Under the Chinese Exclusion Act of 1882, laborers were not allowed to enter the United States. The law, the first one in U.S. history that targeted a specific ethnic group, was enacted in response to complaints about the influx of Chinese laborers, who had come to work on the railroads.
Exceptions to the law, later repealed in 1943, were made for wives and children of American citizens, merchants, students, diplomats and tourists.
Historical accounts of life at the station showed great disparity between treatment of Asian and non-Asian immigrants, who were held in separate quarters. Asian detainees, housed in sections of the two-story barracks building that were meant to accommodate 100 but often held 500, were given substandard food, saltwater showers and limited recreation behind barbed-wire fences.

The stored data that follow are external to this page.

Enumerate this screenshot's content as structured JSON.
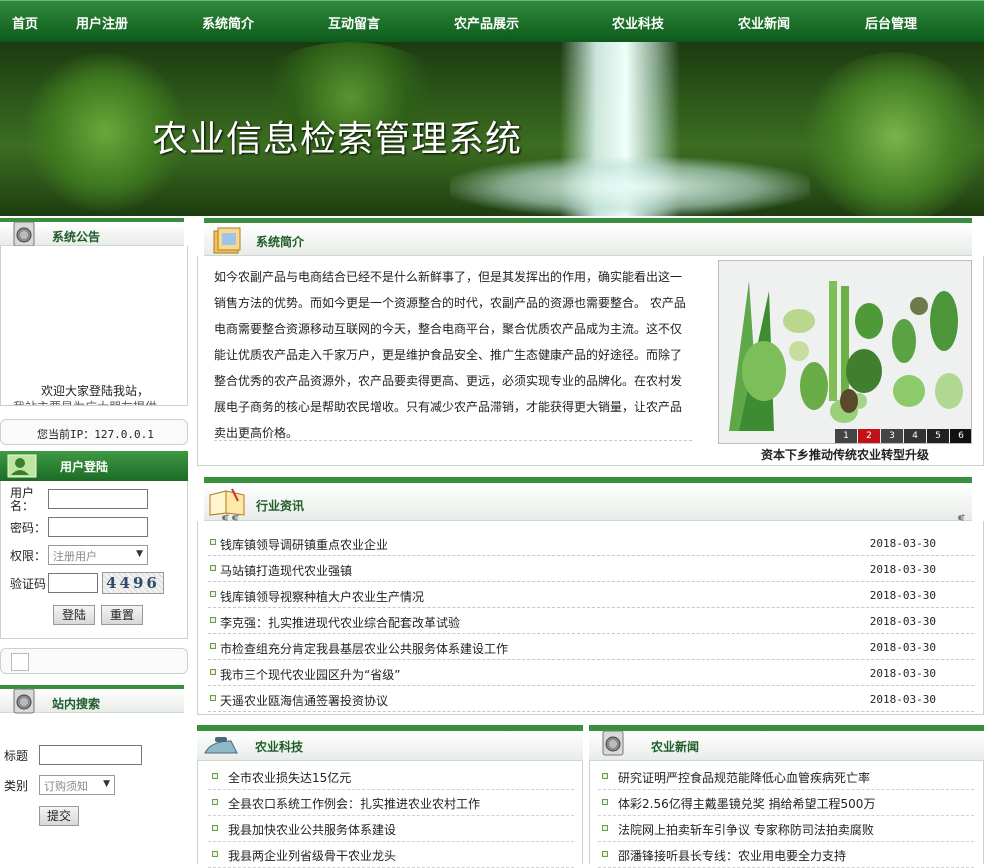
{
  "nav": [
    "首页",
    "用户注册",
    "系统简介",
    "互动留言",
    "农产品展示",
    "农业科技",
    "农业新闻",
    "后台管理"
  ],
  "banner": {
    "title": "农业信息检索管理系统"
  },
  "notice": {
    "title": "系统公告",
    "line1": "欢迎大家登陆我站，",
    "line2": "我站主要是为广大朋友提供..."
  },
  "ip": {
    "label": "您当前IP：127.0.0.1"
  },
  "login": {
    "title": "用户登陆",
    "username_label": "用户名：",
    "password_label": "密码：",
    "role_label": "权限：",
    "role_value": "注册用户",
    "captcha_label": "验证码",
    "captcha_text": "4496",
    "login_button": "登陆",
    "reset_button": "重置"
  },
  "search": {
    "title": "站内搜索",
    "title_label": "标题",
    "category_label": "类别",
    "category_value": "订购须知",
    "submit_button": "提交"
  },
  "intro": {
    "title": "系统简介",
    "text": "如今农副产品与电商结合已经不是什么新鲜事了，但是其发挥出的作用，确实能看出这一销售方法的优势。而如今更是一个资源整合的时代，农副产品的资源也需要整合。 农产品电商需要整合资源移动互联网的今天，整合电商平台，聚合优质农产品成为主流。这不仅能让优质农产品走入千家万户，更是维护食品安全、推广生态健康产品的好途径。而除了整合优秀的农产品资源外，农产品要卖得更高、更远，必须实现专业的品牌化。在农村发展电子商务的核心是帮助农民增收。只有减少农产品滞销，才能获得更大销量，让农产品卖出更高价格。",
    "image_caption": "资本下乡推动传统农业转型升级",
    "slide_numbers": [
      "1",
      "2",
      "3",
      "4",
      "5",
      "6"
    ],
    "active_slide": "2"
  },
  "industry": {
    "title": "行业资讯",
    "items": [
      {
        "title": "钱库镇领导调研镇重点农业企业",
        "date": "2018-03-30"
      },
      {
        "title": "马站镇打造现代农业强镇",
        "date": "2018-03-30"
      },
      {
        "title": "钱库镇领导视察种植大户农业生产情况",
        "date": "2018-03-30"
      },
      {
        "title": "李克强：扎实推进现代农业综合配套改革试验",
        "date": "2018-03-30"
      },
      {
        "title": "市检查组充分肯定我县基层农业公共服务体系建设工作",
        "date": "2018-03-30"
      },
      {
        "title": "我市三个现代农业园区升为“省级”",
        "date": "2018-03-30"
      },
      {
        "title": "天遥农业瓯海信通签署投资协议",
        "date": "2018-03-30"
      }
    ]
  },
  "tech": {
    "title": "农业科技",
    "items": [
      "全市农业损失达15亿元",
      "全县农口系统工作例会：扎实推进农业农村工作",
      "我县加快农业公共服务体系建设",
      "我县两企业列省级骨干农业龙头"
    ]
  },
  "agnews": {
    "title": "农业新闻",
    "items": [
      "研究证明严控食品规范能降低心血管疾病死亡率",
      "体彩2.56亿得主戴墨镜兑奖 捐给希望工程500万",
      "法院网上拍卖斩车引争议 专家称防司法拍卖腐败",
      "邵潘锋接听县长专线：农业用电要全力支持"
    ]
  },
  "colors": {
    "nav_green": "#1c6b26",
    "accent": "#3a8f3f"
  }
}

Views from triple-stacked bunks only hinted at the lush greenery and deep blue ocean just outside their confines. Detainees were kept on the north side of Angel Island, faced away from the bustling city that promised them so much opportunity.
Languishing from indefinite stays, prisonlike quarters and grueling interrogations, many Chinese turned to poetry to vent.
''Poetry is much more central to Chinese culture than it might be to others,'' Egan said. ''Poetry was seen as a natural product of emotional experience, so there was always a premium placed on expressing yourself, especially in a time of high emotion.''
Homer Lee, who was 16 when he arrived at Angel Island in 1926, remembered seeing groups of older men - many of them schoolteachers - huddled together to discuss and display their poetry on the walls during his six-month detainment.
''They tell the truth of their lives and the future of their lives on the wall,'' said the 95-year-old, who now lives in Berkeley and revisited the island last year.
Historian Judy Yung, a co-author of Island who conducted oral histories of former detainees, said researchers have been unable to locate any of the poets. Unlike writings by detainees of other nationalities, most of the Chinese work was unsigned.
''There was a sense of secrecy and shame to what happened at Angel Island,'' Yung said. ''It doesn't matter who wrote them, but that the poems speak certain truths and speak certain feelings that we all understand.''
Dismissed as graffiti by guards and officials at the time, the writings frequently were painted over, which obscured the writings for decades until a park ranger rediscovered them in the 1970s.
The station will reopen to the public late next year after completion of the first phase of restoration, featuring a new exhibit with the scholars' findings.